Guglielmo Marconi is usually credited with inventing the radio but on June 21,1943 Nikola Tesla was credited with being the first person to patent radio technology. This was just over 6 months after Tesla’s death on January 7, 1943. Marconi’s patent number was 763772 and Tesla’s patent number was 645576 thus Telsa’s patent was 118196 patents ahead of Marconi’s and there was no difference between the two patents in any point. Some believe Tesla patent an idea and wrote it in a science journal and Marconi read it and built Tesla’s idea.
Radio is a form of electronic communications and to get to where we are today we need to go back and look at several who were contributes to our past time and passion. Some many probably never even connected with ham radio. Lets consider just a few.
Samuel Morse is credited with inventing the telegraph but like most inventions,
including the radio, he built upon the inventions of others.
William Sturgeon, a British experimenter with electricity, invented the electromagnet in 1825. His first electromagnet was a loosely wrapped coil of wires wound around a horseshoe-shaped piece of iron. By energizing the coil with a single cell battery he was able to pick up nine pounds using a seven-ounce piece of iron. Sturgeon’s invention laid the foundation upon which Morse could build.
1830, just five years later, an American inventor named
constructed an electromagnet that that was able to activate an armature. A battery was placed at one end of over a mile run of wire and the magnet with armature was placed at the other. When the circuit was completed the armature struck bell. Some credit this as being the first telegraph but it did not have a language with which to communicate complex messages. Where calling it the first telegraph may be a stretch it can not be denied that it was a significant step forward to what would become a vast electronic communication system that would link the World within the next few decades.
The means of using the electromagnet to communicate required a system or code by which letters could be transmitted.
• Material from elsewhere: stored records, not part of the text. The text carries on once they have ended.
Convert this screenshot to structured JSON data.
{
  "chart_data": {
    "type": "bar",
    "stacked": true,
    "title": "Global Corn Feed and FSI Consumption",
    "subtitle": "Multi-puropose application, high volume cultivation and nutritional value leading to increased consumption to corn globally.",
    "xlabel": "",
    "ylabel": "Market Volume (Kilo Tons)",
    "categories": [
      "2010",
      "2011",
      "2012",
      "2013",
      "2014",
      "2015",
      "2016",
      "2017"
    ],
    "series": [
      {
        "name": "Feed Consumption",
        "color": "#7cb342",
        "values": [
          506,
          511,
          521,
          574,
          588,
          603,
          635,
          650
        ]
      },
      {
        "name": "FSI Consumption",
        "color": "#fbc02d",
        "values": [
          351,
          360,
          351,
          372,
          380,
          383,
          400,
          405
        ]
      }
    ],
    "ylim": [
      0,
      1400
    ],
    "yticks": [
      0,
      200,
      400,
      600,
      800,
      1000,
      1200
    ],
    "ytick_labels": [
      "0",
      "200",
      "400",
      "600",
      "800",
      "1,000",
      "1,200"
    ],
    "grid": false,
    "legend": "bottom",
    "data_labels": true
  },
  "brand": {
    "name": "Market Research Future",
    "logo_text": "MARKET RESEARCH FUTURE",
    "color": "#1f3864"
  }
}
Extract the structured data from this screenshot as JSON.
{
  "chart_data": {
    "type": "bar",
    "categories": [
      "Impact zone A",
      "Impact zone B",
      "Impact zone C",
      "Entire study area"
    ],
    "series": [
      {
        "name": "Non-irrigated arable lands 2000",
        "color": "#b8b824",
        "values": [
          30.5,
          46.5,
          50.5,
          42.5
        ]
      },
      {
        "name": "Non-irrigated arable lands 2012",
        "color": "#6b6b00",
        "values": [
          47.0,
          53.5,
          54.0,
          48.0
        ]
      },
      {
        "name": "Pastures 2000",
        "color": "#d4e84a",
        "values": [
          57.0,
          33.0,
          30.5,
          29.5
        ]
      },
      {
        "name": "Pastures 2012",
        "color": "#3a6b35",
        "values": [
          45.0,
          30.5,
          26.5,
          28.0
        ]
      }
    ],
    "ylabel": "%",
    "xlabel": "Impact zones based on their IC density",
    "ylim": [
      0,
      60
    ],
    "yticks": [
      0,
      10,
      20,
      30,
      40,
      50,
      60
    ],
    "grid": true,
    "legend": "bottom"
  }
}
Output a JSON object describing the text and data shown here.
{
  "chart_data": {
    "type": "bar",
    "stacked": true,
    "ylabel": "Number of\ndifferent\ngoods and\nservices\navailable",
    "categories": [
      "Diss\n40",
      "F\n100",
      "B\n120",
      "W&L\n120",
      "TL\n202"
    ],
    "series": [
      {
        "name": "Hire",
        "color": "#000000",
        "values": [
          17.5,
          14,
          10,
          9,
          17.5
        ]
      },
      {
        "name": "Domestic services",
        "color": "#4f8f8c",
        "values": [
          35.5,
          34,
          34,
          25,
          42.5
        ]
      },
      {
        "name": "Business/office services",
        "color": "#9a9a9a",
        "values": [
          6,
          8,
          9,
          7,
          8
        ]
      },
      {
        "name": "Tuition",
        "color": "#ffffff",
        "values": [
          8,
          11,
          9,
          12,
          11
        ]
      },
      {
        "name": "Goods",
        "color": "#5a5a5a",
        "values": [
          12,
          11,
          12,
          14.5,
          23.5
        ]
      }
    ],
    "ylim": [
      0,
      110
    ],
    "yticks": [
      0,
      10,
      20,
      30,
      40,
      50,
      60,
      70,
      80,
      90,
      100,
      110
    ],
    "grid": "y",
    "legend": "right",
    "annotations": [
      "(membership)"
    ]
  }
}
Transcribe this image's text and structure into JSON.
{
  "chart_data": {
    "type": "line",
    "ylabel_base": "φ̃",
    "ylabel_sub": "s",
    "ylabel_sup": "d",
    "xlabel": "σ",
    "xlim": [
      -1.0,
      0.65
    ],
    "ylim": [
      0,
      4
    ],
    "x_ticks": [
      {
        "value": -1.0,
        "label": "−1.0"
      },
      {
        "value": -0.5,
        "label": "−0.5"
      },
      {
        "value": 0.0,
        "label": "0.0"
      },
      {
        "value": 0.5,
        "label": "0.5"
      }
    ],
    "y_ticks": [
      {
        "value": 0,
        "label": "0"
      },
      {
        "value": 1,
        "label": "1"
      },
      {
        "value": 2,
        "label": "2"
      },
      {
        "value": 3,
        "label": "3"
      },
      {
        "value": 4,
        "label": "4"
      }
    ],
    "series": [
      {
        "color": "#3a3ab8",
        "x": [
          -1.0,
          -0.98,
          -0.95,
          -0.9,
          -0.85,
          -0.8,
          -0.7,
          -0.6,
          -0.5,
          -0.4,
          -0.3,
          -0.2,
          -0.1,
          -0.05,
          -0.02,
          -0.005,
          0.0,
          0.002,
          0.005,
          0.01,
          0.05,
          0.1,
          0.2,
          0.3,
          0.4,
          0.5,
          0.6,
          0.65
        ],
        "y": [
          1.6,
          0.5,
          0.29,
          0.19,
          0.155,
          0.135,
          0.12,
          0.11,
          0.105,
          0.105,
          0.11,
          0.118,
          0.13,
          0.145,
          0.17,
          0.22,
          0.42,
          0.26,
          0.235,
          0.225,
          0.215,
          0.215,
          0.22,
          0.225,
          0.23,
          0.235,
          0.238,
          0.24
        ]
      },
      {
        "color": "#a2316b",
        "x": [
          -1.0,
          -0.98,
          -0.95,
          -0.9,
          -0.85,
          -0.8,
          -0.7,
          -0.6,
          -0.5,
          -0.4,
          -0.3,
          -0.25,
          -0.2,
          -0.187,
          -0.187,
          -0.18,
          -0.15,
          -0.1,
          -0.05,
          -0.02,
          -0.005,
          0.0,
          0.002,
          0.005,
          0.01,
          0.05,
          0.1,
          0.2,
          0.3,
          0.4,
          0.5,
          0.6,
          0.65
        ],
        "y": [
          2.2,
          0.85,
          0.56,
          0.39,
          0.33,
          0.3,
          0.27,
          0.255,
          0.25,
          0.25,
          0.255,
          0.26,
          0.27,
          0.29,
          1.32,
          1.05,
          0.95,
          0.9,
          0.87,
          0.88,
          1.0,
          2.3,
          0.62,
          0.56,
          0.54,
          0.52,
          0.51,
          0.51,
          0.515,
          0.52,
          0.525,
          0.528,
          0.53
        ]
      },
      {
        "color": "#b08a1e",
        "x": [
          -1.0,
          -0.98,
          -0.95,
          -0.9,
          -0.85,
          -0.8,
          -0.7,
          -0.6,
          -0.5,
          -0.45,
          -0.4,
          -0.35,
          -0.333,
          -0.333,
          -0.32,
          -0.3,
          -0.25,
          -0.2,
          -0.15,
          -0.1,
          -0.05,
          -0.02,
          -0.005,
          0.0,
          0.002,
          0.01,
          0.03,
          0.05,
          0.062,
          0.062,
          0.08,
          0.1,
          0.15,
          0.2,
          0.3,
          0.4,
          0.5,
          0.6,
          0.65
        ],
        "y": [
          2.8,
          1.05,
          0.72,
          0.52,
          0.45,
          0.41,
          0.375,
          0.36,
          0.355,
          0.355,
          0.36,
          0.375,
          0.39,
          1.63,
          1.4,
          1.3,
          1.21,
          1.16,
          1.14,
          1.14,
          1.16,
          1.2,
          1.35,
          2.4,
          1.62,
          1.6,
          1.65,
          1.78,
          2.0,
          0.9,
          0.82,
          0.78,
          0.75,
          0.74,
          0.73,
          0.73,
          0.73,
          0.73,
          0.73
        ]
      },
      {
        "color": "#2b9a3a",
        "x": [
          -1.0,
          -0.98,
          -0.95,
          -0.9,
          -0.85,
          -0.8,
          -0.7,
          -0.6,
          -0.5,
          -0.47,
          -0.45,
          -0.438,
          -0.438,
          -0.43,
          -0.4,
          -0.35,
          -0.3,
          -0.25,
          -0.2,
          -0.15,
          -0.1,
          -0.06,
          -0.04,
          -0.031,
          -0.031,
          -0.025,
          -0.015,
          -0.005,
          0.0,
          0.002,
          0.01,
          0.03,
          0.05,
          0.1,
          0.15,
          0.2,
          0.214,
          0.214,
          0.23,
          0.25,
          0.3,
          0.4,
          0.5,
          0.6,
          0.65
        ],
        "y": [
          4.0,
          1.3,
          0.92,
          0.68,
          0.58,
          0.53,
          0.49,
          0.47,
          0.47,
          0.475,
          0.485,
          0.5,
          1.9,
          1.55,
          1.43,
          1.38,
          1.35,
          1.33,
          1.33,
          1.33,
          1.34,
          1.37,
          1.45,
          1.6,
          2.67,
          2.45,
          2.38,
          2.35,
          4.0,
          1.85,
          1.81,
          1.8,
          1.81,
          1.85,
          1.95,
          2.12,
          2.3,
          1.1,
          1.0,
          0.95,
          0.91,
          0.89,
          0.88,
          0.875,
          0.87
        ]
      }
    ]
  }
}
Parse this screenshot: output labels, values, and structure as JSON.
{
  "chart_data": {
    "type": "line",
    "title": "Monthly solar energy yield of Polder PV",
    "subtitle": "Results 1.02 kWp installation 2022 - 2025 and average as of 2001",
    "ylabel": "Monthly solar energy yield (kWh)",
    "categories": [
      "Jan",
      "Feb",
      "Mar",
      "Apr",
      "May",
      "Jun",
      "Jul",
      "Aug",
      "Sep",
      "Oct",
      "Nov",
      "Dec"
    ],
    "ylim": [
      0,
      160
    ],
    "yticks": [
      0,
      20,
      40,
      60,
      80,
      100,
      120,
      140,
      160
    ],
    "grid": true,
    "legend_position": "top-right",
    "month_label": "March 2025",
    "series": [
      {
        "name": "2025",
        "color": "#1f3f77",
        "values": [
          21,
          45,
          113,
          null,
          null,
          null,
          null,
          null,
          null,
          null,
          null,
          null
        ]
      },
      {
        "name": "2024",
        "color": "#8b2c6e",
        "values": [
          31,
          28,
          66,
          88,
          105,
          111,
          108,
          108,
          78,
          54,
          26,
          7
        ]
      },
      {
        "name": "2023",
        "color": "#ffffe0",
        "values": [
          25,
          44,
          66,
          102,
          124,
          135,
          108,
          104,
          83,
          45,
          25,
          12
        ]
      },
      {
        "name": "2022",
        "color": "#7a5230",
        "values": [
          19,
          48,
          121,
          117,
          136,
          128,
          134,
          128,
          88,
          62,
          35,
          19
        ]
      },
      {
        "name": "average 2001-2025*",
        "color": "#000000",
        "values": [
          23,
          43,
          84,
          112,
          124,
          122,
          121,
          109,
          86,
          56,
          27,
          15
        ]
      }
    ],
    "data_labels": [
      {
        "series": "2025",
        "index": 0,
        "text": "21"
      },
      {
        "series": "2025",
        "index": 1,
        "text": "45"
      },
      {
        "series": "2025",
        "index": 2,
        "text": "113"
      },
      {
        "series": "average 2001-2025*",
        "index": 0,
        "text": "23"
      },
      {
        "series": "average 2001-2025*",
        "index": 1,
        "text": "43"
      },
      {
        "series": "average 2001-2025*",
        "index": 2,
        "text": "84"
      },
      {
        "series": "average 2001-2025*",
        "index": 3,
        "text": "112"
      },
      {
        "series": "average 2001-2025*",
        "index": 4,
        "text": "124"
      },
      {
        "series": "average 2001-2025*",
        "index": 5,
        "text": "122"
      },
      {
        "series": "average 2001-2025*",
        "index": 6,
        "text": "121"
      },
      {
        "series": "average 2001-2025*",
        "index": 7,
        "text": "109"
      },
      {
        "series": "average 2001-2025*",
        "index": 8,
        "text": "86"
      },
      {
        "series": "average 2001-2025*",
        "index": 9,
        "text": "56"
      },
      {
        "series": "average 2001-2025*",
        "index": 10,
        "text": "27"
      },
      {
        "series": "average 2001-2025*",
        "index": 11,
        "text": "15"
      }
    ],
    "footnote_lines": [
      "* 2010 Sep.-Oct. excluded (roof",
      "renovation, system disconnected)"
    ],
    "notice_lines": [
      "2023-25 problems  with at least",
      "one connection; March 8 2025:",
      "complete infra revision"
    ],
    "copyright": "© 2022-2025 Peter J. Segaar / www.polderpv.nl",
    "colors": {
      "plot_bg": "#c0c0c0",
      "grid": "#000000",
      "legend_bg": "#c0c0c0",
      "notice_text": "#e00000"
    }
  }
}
Morse conceived the idea of using electromagnet to accomplish this. He constructed an experimental version in 1835 but it was not until 1844 before he was able to construct a truly practical system running lines between Baltimore and Washington, D.C. A patent was granted 1849. The system Morse patented used a pencil to mark dots and
dashes on a strip of paper then it was read later. Operators in the United States soon learned they could read the clicks as the system was actuated. A straight key and sounder was soon added to the mix and messages started moving at the speed of 40 to 50 words per minute across the wires.
The code the telegraphers used was American Morse and, though American Morse is legal on the ham band, the International Morse has become the standard.
It is interesting note that Morse’s first concept of electric communications was to use an electric spark to burn the paper. Think of the possibilities that could
have come from that.
The wireless communication device that Marconi used in the summer of 1895 used a spark-gap transmitter and a coherer detector for a receiver. The signal was transmitted over a few hundred yards. Marconi also used a pencil and a roll of paper to record the transmitted signal.
Who knows, if Morse had used a spark to mark the paper it might have been noticed by someone that a signal was sent and the radio may have come
decades earlier. It is just an interesting thought.
The devices were rather easy to construct and thus many more joined into the experiments. A group of experimenters called Amateur radio operators and later ham radio operators were the main developers of the radio industry.
Not only are ham radio operators the main developers of the science of radio but they are responsible for saving more lives then we would be able to estimate. Hams have done much to promote good will between nations. It is exciting and it is fun.